13. In case of Manipur Administration v. Bira Singh, AIR 1965 SC 87 : (1965 (1) Cri LJ 120), while considering a plea of rule as to, issue of estoppel under S. 403, Criminal Procedure Code, 1898 S. 300, Cr. P.C. 1973, and the provisions contained in Art. 20(2) of the Constitution of India as well as S. 26 of the General Clauses Act, 1897, the Supreme Court referring to its earlier decision in S. L. Apte's case (supra), observed in para 6 that both in case of Art. 20(2) of the Constitution as well as S. 26 of the General Clauses Act, to operate as a bar, the second prosecution and the consequential punishment thereunder must be for "the same offence," i.e., an offence whose ingredients are the same.
14. view of the settled position, as rightly contended by Shri C. S. Dixit, learned Dy. Govt. Advocate, it is clear that if an act makes two 'separate and distinct' offences created by different statutes, and the allegations in the two are not identical, the bar of S. 26 of the General Clauses Act, 1897, will not apply.

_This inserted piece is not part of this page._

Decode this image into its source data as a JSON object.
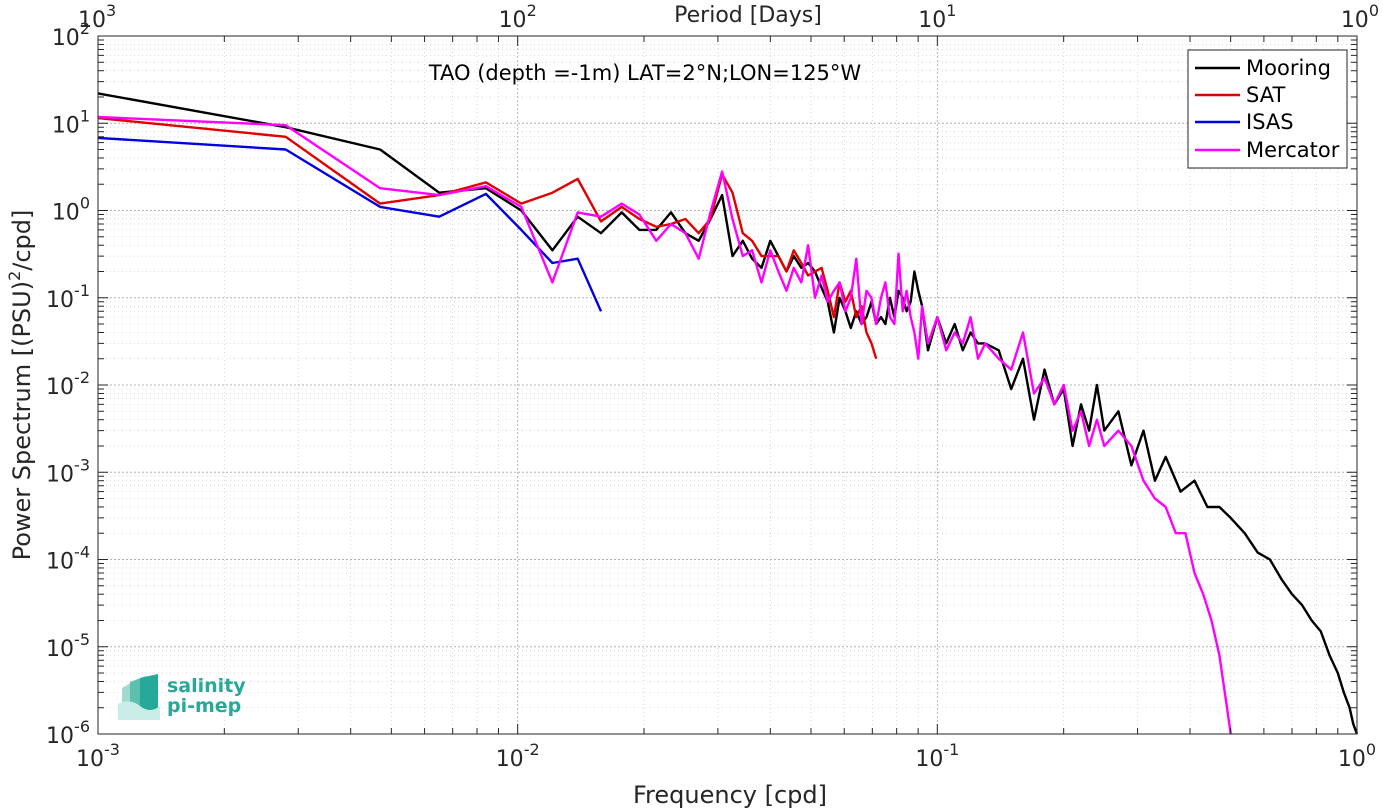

15. Reliance of Shri Gupta on the decisions in cases of Nai Bahu v. Lala Ramnarayan, AIR 1978 SC 22 : (1978 JLJ 252);
Rajiv Khandelwal v. Arun Pannalal, 1988 JLJ 416 : (AIR 1987 MP 262 (FB); Mahendra Kumar v. Anand, 1989 MPLJ 281 : (AIR 1990 NOC (MP) 56 and Madhosingh v. Hiralal, 1983 MPWN 281, has no application, as the cases do not deal with the case like this. act of theft is essentially different from the act constituting the offence under S. 240 of the Code, which makes the act punishable; the two acts are not the "same offence", as the ingredients of the two are different, making the two Acts as "distinct" offences, hence, the bar under S. 26 of the General Clauses Act, 1897, cannot be invoked. Therefore, the contention of Shri Gupta, that the petitioners cannot be tried for the offence under S. 379, IPC, and can only be dealt with under the special enactment - the Code, has no merit.
16. In the result, the petition is dismissed. The stay order passed by this Court on 17-8-1990 is vacated. The trial Court is directed to proceed with the case expeditiously in accordance with law.